Les deux derniers épisodes sont sans doute les plus savoureux dans la reconstitution proposée. Tout d'abord parce que la France de 1788 vue à travers les yeux de François et de Philippe, émerveillés par ce qui les entoure, présente un portrait plein d'anecdotes au cours duquel le téléspectateur a presque l'impression d'être à leurs côtés. Et ensuite, parce que le basculement dans la néo-Histoire, en 1808, dans un royaume qui n'a pas connu la Révolution et donc l'Empire, nous entraîne dans une société du début du XIXe siècle difficilement reconnaissable du fait des avancées technologiques anarchiques permises par les indications de Philippe. Le scénariste montre alors l'étendue de son imagination fertile, avec ces chaises à porteur devenues à moteur, ces téléphones au combiné improbable... Et puis, la mini-série nous entraîne sur les pas d'un Empereur au destin inaccompli, mais dont l'aura incontestable écrase et laisse tout aussi admiratifs le républicain et le monarchiste qui forment pourtant notre duo d'explorateurs. L'uchronie, ici particulièrement savoureuse, mérite vraiment le détour !
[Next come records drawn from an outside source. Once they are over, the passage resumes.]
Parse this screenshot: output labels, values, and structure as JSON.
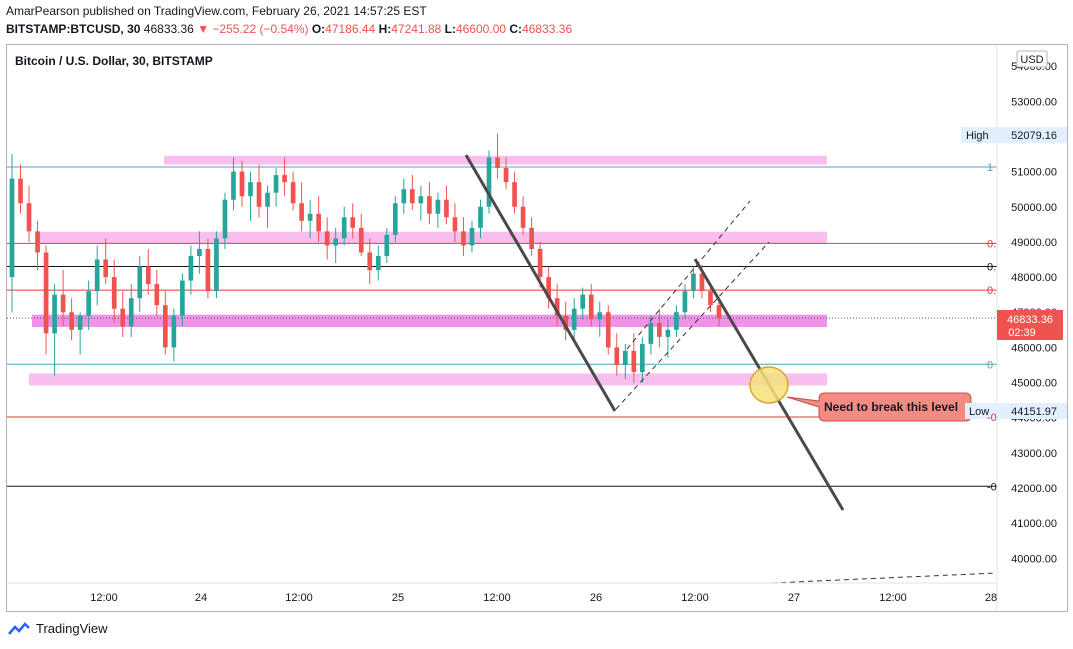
{
  "header": {
    "publish_line": "AmarPearson published on TradingView.com, February 26, 2021 14:57:25 EST",
    "symbol": "BITSTAMP:BTCUSD, 30",
    "last": "46833.36",
    "change": "▼ −255.22 (−0.54%)",
    "o_label": "O:",
    "o_value": "47186.44",
    "h_label": "H:",
    "h_value": "47241.88",
    "l_label": "L:",
    "l_value": "46600.00",
    "c_label": "C:",
    "c_value": "46833.36"
  },
  "footer": {
    "brand": "TradingView"
  },
  "colors": {
    "up": "#26a69a",
    "down": "#ef5350",
    "zone": "#f5a3e6",
    "zone_mid": "#e96fe0",
    "callout": "#f28b82",
    "circle": "#f6e27a"
  },
  "chart_data": {
    "type": "candlestick",
    "title": "Bitcoin / U.S. Dollar, 30, BITSTAMP",
    "currency": "USD",
    "ylim": [
      39300,
      54600
    ],
    "y_ticks": [
      "40000.00",
      "41000.00",
      "42000.00",
      "43000.00",
      "44000.00",
      "45000.00",
      "46000.00",
      "47000.00",
      "48000.00",
      "49000.00",
      "50000.00",
      "51000.00",
      "52000.00",
      "53000.00",
      "54000.00"
    ],
    "x_ticks": [
      "12:00",
      "24",
      "12:00",
      "25",
      "12:00",
      "26",
      "12:00",
      "27",
      "12:00",
      "28"
    ],
    "last_price": "46833.36",
    "countdown": "02:39",
    "high_label": "High",
    "high_value": "52079.16",
    "low_label": "Low",
    "low_value": "44151.97",
    "fib_labels": [
      "1",
      "0.",
      "0.",
      "0.",
      "0",
      "-0",
      "-0"
    ],
    "annotation": "Need to break this level",
    "horizontal_lines": [
      51130,
      48960,
      48300,
      47630,
      45520,
      44020,
      42050
    ],
    "zones": [
      {
        "from": 51200,
        "to": 51450
      },
      {
        "from": 48960,
        "to": 49290
      },
      {
        "from": 46580,
        "to": 46930
      },
      {
        "from": 44920,
        "to": 45260
      }
    ],
    "candles": [
      [
        48000,
        51500,
        47000,
        50800
      ],
      [
        50800,
        51200,
        49800,
        50100
      ],
      [
        50100,
        50600,
        49000,
        49300
      ],
      [
        49300,
        49600,
        48200,
        48700
      ],
      [
        48700,
        48900,
        45800,
        46400
      ],
      [
        46400,
        47800,
        45200,
        47500
      ],
      [
        47500,
        48200,
        46600,
        47000
      ],
      [
        47000,
        47400,
        46200,
        46500
      ],
      [
        46500,
        47000,
        45800,
        46900
      ],
      [
        46900,
        47900,
        46500,
        47600
      ],
      [
        47600,
        48900,
        47200,
        48500
      ],
      [
        48500,
        49100,
        47800,
        48000
      ],
      [
        48000,
        48500,
        46700,
        47100
      ],
      [
        47100,
        47600,
        46300,
        46600
      ],
      [
        46600,
        47800,
        46300,
        47400
      ],
      [
        47400,
        48600,
        47000,
        48300
      ],
      [
        48300,
        48800,
        47500,
        47800
      ],
      [
        47800,
        48200,
        46900,
        47200
      ],
      [
        47200,
        47600,
        45800,
        46000
      ],
      [
        46000,
        47100,
        45600,
        46900
      ],
      [
        46900,
        48100,
        46600,
        47900
      ],
      [
        47900,
        48900,
        47500,
        48600
      ],
      [
        48600,
        49300,
        48100,
        48800
      ],
      [
        48800,
        49100,
        47400,
        47600
      ],
      [
        47600,
        49300,
        47400,
        49100
      ],
      [
        49100,
        50400,
        48800,
        50200
      ],
      [
        50200,
        51400,
        49900,
        51000
      ],
      [
        51000,
        51300,
        50000,
        50300
      ],
      [
        50300,
        51000,
        49600,
        50700
      ],
      [
        50700,
        51200,
        49700,
        50000
      ],
      [
        50000,
        50600,
        49400,
        50400
      ],
      [
        50400,
        51100,
        50000,
        50900
      ],
      [
        50900,
        51400,
        50300,
        50700
      ],
      [
        50700,
        51000,
        49900,
        50100
      ],
      [
        50100,
        50700,
        49300,
        49600
      ],
      [
        49600,
        50200,
        49100,
        49800
      ],
      [
        49800,
        50300,
        49000,
        49300
      ],
      [
        49300,
        49700,
        48500,
        48900
      ],
      [
        48900,
        49400,
        48400,
        49100
      ],
      [
        49100,
        50000,
        48900,
        49700
      ],
      [
        49700,
        50100,
        49100,
        49400
      ],
      [
        49400,
        49800,
        48600,
        48700
      ],
      [
        48700,
        49100,
        47800,
        48200
      ],
      [
        48200,
        48900,
        47900,
        48600
      ],
      [
        48600,
        49400,
        48400,
        49200
      ],
      [
        49200,
        50300,
        49000,
        50100
      ],
      [
        50100,
        50800,
        49800,
        50500
      ],
      [
        50500,
        50900,
        49900,
        50100
      ],
      [
        50100,
        50600,
        49600,
        50300
      ],
      [
        50300,
        50700,
        49500,
        49800
      ],
      [
        49800,
        50400,
        49400,
        50200
      ],
      [
        50200,
        50600,
        49500,
        49700
      ],
      [
        49700,
        50100,
        49000,
        49300
      ],
      [
        49300,
        49700,
        48600,
        48900
      ],
      [
        48900,
        49600,
        48700,
        49400
      ],
      [
        49400,
        50200,
        49100,
        50000
      ],
      [
        50000,
        51600,
        49800,
        51400
      ],
      [
        51400,
        52079,
        50800,
        51100
      ],
      [
        51100,
        51400,
        50500,
        50700
      ],
      [
        50700,
        51000,
        49800,
        50000
      ],
      [
        50000,
        50300,
        49200,
        49400
      ],
      [
        49400,
        49700,
        48600,
        48800
      ],
      [
        48800,
        49000,
        47700,
        48000
      ],
      [
        48000,
        48300,
        47100,
        47400
      ],
      [
        47400,
        47800,
        46600,
        46900
      ],
      [
        46900,
        47300,
        46200,
        46500
      ],
      [
        46500,
        47400,
        46200,
        47100
      ],
      [
        47100,
        47700,
        46800,
        47500
      ],
      [
        47500,
        47800,
        46600,
        46800
      ],
      [
        46800,
        47300,
        46300,
        47000
      ],
      [
        47000,
        47200,
        45800,
        46000
      ],
      [
        46000,
        46400,
        45200,
        45500
      ],
      [
        45500,
        46100,
        45100,
        45900
      ],
      [
        45900,
        46400,
        45000,
        45300
      ],
      [
        45300,
        46300,
        45000,
        46100
      ],
      [
        46100,
        46900,
        45800,
        46700
      ],
      [
        46700,
        47100,
        46000,
        46300
      ],
      [
        46300,
        46800,
        45700,
        46500
      ],
      [
        46500,
        47200,
        46300,
        47000
      ],
      [
        47000,
        47800,
        46800,
        47600
      ],
      [
        47600,
        48300,
        47400,
        48100
      ],
      [
        48100,
        48350,
        47400,
        47600
      ],
      [
        47600,
        47800,
        47000,
        47200
      ],
      [
        47200,
        47300,
        46600,
        46833.36
      ]
    ]
  }
}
Si la série déborde d'idées qu'il est réjouissant de voir transposer à l'écran, c'est logiquement sur la forme que Le Voyageur des siècles montre ses limites et a sans doute le plus vieilli. Cependant, la réalisation n'a rien perdu de son efficacté narrative et le plaisir de visionner la mini-série est intact. Au fond, l'image en noir & blanc, les décors recréés avec les moyens du bord - notamment en arrière-plans - et les images qui font parfois assez datées ajoutent finalement un certain parfum de nostalgie qui n'est pas déplaisant.
Si la vitalité de l'ensemble demeure, c'est aussi en partie grâce à un casting impeccable. Hervé Jolly apporte une belle fougue de jeunesse à son portrait de Philippe d'Audigné, homme brillant emporté par ses sentiments. Pour former avec lui un duo complémentaire, au sein duquel naît une vraie complicité, c'est Robert Vattier qui incarne avec une bonhomie savoureuse François d'Audigné. Les seconds rôles sont aussi solides : Raymond Baillet est l'assistant de François, celui qui lit le récit laissé par son maître aux grands professeurs de son temps. Et c'est la belle Myriam Colombi qui interprète celle qui a été la motivation de Philippe durant toutes ces années pour perfectionner sa machine à remonter le temps.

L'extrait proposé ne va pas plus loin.